Although in some cases a large law firm may be able to support with such a hybrid approach – for example by providing or sourcing one or more secondees to work alongside its team on a project – for clients who prefer more control or have less experience with integrating traditional and ALSP-driven services, a strategic partner with the right network and experience in designing and implementing hybrid solutions can be invaluable.

A higher-quality ALSP partner, particularly one with experience working closely with law firms in an integrated and seamless manner, can both act as a sounding board as well as help to define and implement the best resourcing and support model to achieve the team’s desired outcomes, whether for a specific project or as part of a broader re-evaluation of its overall sourcing strategy.

The Time to Act is Now

Although the use of ALSPs is no longer new (Axiom, for example, was founded more than 20 years ago), the concept of flexible resourcing in the legal industry is still very much in its infancy.
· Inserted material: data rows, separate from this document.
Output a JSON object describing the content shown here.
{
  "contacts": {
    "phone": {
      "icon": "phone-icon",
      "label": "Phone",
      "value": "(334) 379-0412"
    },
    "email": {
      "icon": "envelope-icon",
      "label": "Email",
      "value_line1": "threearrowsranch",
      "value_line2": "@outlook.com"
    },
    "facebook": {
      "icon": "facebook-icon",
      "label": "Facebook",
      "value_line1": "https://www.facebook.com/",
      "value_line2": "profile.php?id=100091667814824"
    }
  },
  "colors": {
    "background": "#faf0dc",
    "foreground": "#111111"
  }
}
While the future will undoubtedly see broad innovation in terms of the ways in which legal teams (both in-house and private practice) collaborate with ALSPs for their resourcing needs, even today the potential for finding creative solutions through flexible resourcing remains largely unrealized.

However, with higher-quality ALSPs now offering a far wider range of options than just vanilla contract-based staffing (and in a tech and data driven manner), it is possible to access a broad range of talent-driven support models more quickly and efficiently than ever.

Those teams that recognise the benefits of proactively identifying and collaborating with the right provider will find themselves able to do “notably more with less” –  and will therefore be better positioned for successfully navigating external challenges over the longer term.